Tra i film visti nella selezione ufficiale della 14. edizione della Festa del Cinema di Roma Rewind è sicuramente uno di quelli con l’intento più nobile, in cui la valutazione strettamente tecnica deve essere sospesa davanti al peso schiacciante del contenuto. Nonostante non si tratti di un capolavoro, e sebbene dal punto di vista meramente cinematografico non sia un prodotto eccelso, l’opera di Sasha Joseph Neulinger è esattamente quel tipo di pellicola che dovrebbe essere vista a prescindere, per sensibilizzare l’opinione pubblica nei confronti di un problema estremamente rilevante: l’abuso sui minori.

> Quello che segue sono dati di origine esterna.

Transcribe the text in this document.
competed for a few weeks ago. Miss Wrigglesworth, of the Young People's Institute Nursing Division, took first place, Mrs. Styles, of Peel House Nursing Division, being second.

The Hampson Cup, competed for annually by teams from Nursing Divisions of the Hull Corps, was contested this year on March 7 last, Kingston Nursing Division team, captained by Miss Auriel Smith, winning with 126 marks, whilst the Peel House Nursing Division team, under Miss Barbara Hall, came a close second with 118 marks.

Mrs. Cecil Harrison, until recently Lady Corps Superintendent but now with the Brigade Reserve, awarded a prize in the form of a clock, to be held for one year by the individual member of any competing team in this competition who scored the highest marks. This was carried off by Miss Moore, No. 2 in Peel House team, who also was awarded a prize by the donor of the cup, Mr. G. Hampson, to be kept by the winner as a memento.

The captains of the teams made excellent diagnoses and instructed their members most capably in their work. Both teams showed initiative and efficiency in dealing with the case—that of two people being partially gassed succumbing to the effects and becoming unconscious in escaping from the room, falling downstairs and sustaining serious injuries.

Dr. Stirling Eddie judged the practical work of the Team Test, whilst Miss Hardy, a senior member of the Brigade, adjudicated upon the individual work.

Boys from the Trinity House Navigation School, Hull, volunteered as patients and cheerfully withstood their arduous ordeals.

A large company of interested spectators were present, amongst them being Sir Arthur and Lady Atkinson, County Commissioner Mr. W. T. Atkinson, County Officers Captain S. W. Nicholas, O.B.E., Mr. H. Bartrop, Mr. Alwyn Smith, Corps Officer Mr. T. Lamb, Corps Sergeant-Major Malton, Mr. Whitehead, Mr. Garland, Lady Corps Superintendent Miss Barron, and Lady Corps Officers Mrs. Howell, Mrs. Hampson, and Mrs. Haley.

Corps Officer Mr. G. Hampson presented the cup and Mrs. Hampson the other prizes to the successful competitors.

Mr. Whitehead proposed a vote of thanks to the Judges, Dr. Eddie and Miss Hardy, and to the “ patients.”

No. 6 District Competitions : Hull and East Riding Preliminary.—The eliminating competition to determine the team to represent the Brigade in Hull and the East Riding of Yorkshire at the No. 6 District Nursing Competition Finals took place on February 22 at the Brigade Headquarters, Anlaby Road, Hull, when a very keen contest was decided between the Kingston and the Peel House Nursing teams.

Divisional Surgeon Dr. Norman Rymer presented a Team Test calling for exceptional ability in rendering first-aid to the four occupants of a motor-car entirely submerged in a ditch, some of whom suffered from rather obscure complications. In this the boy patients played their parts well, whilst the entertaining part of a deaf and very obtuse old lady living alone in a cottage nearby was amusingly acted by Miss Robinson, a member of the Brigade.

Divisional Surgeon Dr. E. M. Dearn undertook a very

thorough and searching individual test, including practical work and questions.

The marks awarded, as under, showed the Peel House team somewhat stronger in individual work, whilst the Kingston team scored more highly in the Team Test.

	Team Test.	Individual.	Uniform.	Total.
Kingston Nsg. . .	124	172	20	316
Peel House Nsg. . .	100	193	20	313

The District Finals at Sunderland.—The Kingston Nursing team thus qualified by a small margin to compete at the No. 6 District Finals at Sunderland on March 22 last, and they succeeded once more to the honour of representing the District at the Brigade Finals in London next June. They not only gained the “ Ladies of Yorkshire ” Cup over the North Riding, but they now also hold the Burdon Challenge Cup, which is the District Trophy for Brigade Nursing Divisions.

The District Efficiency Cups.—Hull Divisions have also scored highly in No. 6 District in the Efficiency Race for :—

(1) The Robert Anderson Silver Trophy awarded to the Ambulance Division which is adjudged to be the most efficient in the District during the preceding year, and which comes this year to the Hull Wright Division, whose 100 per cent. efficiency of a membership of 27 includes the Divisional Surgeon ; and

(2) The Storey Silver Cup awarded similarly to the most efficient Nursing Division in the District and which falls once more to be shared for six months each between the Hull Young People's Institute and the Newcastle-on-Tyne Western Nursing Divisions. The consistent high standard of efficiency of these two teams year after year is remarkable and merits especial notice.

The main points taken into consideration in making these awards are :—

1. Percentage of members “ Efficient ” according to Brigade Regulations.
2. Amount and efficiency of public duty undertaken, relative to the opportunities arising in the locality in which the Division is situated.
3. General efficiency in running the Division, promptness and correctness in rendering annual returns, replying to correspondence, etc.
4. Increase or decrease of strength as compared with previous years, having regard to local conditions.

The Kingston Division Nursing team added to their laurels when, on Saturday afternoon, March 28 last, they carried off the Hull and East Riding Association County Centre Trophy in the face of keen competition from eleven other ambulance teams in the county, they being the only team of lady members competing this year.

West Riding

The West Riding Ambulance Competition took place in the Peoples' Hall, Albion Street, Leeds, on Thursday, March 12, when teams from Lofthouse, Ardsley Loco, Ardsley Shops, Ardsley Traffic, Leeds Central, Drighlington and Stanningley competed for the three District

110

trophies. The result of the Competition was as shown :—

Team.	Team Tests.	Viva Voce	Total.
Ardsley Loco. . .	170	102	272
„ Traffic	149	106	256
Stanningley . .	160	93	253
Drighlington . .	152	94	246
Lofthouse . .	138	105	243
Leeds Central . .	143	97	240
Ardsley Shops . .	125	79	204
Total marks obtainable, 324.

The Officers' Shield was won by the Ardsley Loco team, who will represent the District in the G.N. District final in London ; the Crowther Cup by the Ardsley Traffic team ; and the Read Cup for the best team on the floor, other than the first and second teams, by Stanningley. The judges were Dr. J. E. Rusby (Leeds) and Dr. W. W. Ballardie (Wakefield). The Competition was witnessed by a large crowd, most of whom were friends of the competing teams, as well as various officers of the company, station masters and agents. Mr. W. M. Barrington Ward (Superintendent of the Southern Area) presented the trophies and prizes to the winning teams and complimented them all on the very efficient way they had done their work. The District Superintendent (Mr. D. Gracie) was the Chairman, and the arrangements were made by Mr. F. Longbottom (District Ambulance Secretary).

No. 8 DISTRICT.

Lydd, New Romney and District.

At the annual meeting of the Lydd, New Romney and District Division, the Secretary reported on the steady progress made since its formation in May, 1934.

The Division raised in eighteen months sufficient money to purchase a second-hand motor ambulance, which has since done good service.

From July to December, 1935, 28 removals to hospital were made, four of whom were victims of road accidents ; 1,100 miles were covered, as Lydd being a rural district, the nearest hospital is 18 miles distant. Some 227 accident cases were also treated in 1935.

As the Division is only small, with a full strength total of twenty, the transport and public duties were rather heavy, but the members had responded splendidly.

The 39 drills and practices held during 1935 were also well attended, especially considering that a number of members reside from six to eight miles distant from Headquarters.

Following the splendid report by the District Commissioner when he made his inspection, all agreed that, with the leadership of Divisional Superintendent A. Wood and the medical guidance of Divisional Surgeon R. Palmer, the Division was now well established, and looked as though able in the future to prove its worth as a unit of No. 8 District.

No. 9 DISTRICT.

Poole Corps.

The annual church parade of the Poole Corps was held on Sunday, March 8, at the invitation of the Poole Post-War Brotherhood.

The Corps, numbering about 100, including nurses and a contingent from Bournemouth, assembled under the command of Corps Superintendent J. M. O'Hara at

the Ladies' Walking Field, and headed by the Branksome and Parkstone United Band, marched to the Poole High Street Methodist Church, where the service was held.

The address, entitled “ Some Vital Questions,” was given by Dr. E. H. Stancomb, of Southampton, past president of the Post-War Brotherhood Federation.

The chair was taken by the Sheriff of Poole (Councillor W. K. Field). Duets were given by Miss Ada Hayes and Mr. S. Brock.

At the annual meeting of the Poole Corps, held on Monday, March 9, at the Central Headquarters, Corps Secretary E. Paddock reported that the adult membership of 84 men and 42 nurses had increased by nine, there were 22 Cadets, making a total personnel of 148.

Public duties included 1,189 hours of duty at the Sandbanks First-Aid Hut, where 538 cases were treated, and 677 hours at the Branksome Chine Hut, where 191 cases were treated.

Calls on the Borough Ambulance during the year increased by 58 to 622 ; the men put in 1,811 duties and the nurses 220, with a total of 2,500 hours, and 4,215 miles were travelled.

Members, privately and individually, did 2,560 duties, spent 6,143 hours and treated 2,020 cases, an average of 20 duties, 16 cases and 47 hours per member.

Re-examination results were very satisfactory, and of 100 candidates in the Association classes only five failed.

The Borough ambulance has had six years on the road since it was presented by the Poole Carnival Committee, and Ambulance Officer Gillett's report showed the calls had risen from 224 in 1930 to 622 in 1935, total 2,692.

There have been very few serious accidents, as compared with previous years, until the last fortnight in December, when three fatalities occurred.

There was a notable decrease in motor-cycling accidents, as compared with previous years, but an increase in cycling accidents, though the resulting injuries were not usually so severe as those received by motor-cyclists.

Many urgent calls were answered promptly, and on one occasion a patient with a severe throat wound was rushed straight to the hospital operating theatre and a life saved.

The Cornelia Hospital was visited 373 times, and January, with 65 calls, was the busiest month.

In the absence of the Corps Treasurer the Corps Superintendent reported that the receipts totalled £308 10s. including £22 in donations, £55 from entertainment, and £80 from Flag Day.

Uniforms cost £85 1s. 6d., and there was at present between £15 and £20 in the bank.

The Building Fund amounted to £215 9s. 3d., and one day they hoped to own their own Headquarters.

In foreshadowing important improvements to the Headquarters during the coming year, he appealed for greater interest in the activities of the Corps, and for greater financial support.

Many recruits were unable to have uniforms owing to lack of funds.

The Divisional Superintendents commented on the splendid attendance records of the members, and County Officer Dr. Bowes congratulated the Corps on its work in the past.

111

REWIND METTE A DURA PROVA LO SPETTATORE CON UN’INQUIETANTE STORIA VERA
Con Rewind Neulinger propone un’autobiografia a metà tra il racconto e il documentario, sviscerando il dramma della sua infanzia: i ripetuti abusi sessuali subiti da parte degli zii paterni. Lontanissimo dal melodramma la pellicola ha come protagonista un Sasha ormai adulto, che ripercorre quegli anni attraverso interviste, racconti e spezzoni di quelle videocassette in cui è racchiusa tutta la sua infanzia. Pian piano dalle immagini emerge l’orrore, prima ambiguo e poi sempre più chiaro: gesti, carezze, sguardi che fanno rabbrividire. Tra racconti e materiale d’archivio, Sasha si immerge nel proprio passato. Davanti alla telecamera compaiono i genitori, lo psicologo, la sorella, il poliziotto e l’assistente sociale, ovvero tutti le persone che hanno fatto parte dell’infanzia di Sasha; attraverso le loro testimonianze si ricostruisce il lungo percorso psicologico e legale che ha portato il regista e sua sorella a uscire dal tunnel nero in cui erano entrati. Più che un prodotto audiovisivo, Rewind è un’opera catartica, in primis per il regista stesso ma anche per lo spettatore.
Da qui si evince l’umiltà del film, il quale non vuole far altro che raccontare la storia di Sasha in quanto il regista non si allontana dalle proprie vicende personali per tentare di fare un focus sull’intera questione. Questo spirito trasuda anche dalla semplicità dei termini: dalla regia quasi inesistente alla linearità dei dialoghi e alla banalità del montaggio, che non costruisce nulla di più se non un patchwork di video vecchi e nuovi.
Nonostante il taglio documentaristico e l’atmosfera distaccata riescano a smorzare in parte il tono la visione è ugualmente pesantissima, con picchi di disagio che il pubblico avverte in concomitanza con la proiezione dei video d’infanzia, in cui l’orrore non è mediato da una narrazione pacata e matura. Pertanto, sebbene la valenza sociale ed educativa sia altissima, è bene che lo spettatore valuti attentamente la propria capacità di sopportare la vista di alcune scene, non esplicite ma profondamente disturbanti.